Por outro lado, estar separado dos amigos e da família em tempos de isolamento e quarentena pode ser verdadeiramente angustiante. Como sabemos, as plataformas de mensagens instantâneas e de vídeo permitem manter os relacionamentos, mesmo que à distância. Todavia e apesar desse contacto com os outros ser crucial e estimular as relações sociais, pode também ter alguns impactos negativos. O trabalho feito pelos dois investigadores com populações ICE indica que a comunicação com o exterior tem de ser criteriosamente considerada para se assegurar que é benéfica para o individuo ou grupo que a está a receber. Tal pode requerer alguma gestão de expectativas e cuidado com o tipo de mensagens partilhadas, as quais têm também impacto na disposição e moral dos intervenientes, devendo-se escolher os tópicos que se quer ou não quer verem-se discutidos. A mesma regra vale para a partilha de conteúdos nas redes sociais e nas plataformas de mensagens instantâneas.

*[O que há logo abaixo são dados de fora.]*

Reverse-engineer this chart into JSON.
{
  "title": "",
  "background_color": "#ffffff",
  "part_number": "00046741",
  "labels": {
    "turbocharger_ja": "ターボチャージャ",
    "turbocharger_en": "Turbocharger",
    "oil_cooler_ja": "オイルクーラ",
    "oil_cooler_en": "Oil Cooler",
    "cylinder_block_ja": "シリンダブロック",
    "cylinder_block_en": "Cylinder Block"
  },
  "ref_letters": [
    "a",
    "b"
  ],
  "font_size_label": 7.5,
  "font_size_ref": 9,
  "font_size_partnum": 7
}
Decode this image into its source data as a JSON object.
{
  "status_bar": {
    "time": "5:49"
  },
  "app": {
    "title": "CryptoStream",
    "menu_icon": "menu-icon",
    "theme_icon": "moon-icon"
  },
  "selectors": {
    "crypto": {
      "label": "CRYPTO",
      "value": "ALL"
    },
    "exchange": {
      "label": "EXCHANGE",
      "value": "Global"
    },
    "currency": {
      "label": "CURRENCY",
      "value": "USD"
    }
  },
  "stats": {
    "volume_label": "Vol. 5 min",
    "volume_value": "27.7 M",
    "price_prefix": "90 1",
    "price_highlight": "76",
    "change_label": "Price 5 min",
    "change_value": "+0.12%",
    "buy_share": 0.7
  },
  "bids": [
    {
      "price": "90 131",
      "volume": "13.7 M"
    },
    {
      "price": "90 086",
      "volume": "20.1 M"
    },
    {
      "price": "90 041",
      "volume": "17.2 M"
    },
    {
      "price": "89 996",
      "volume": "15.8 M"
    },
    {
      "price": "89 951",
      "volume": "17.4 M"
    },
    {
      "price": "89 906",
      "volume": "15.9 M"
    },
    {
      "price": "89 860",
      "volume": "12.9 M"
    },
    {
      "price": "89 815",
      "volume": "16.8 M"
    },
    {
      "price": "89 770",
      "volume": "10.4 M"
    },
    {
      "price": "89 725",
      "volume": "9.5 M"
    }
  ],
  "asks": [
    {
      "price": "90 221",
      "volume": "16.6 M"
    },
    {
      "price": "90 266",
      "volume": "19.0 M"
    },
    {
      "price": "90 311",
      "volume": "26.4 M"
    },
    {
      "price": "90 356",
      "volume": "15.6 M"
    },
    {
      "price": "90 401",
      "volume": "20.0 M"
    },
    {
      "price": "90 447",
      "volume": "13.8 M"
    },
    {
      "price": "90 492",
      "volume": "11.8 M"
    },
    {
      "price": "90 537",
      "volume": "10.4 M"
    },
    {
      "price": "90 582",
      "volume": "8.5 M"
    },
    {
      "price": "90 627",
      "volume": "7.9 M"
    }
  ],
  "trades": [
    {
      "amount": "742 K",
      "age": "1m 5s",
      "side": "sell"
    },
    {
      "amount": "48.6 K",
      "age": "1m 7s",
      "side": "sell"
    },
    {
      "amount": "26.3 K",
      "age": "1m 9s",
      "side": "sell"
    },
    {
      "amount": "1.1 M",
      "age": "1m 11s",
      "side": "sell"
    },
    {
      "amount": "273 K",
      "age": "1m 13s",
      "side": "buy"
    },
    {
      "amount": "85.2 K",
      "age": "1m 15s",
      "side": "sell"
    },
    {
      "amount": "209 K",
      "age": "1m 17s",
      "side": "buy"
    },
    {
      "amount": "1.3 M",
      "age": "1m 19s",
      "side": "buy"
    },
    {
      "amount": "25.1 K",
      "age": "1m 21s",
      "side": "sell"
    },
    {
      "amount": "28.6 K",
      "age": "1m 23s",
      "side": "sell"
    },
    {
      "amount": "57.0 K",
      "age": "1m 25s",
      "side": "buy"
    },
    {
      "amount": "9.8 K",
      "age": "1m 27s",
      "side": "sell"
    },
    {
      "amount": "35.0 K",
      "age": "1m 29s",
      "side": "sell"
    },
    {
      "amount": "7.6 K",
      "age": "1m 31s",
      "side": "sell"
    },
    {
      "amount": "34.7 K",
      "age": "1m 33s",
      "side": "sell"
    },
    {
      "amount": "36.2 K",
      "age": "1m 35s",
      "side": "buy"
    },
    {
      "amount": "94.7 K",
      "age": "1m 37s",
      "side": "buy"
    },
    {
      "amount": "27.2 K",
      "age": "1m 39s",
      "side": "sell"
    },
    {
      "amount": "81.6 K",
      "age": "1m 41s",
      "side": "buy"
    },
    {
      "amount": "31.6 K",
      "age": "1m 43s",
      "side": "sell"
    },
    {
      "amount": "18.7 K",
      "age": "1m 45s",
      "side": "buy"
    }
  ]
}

As estratégias acima identificadas têm como base pesquisas realizadas com pessoas a viverem em ambientes isolados, confinados e extremos, mas podem ser valiosas para todos nós que estamos a enfrentar a actual situação de isolamento. Claro que a quarentena doméstica encerra vários outros desafios, desde o facto de se ter de ocupar os mais novos até lidar-se com problemas financeiros. Estas questões exigem, assim, outro tipo de soluções criativas. De qualquer das formas, as ideias e abordagens acima mencionadas podem ser úteis na gestão de algumas exigências psicológicas e sociais que, inevitavelmente, iremos enfrentar nas próximas semanas e meses.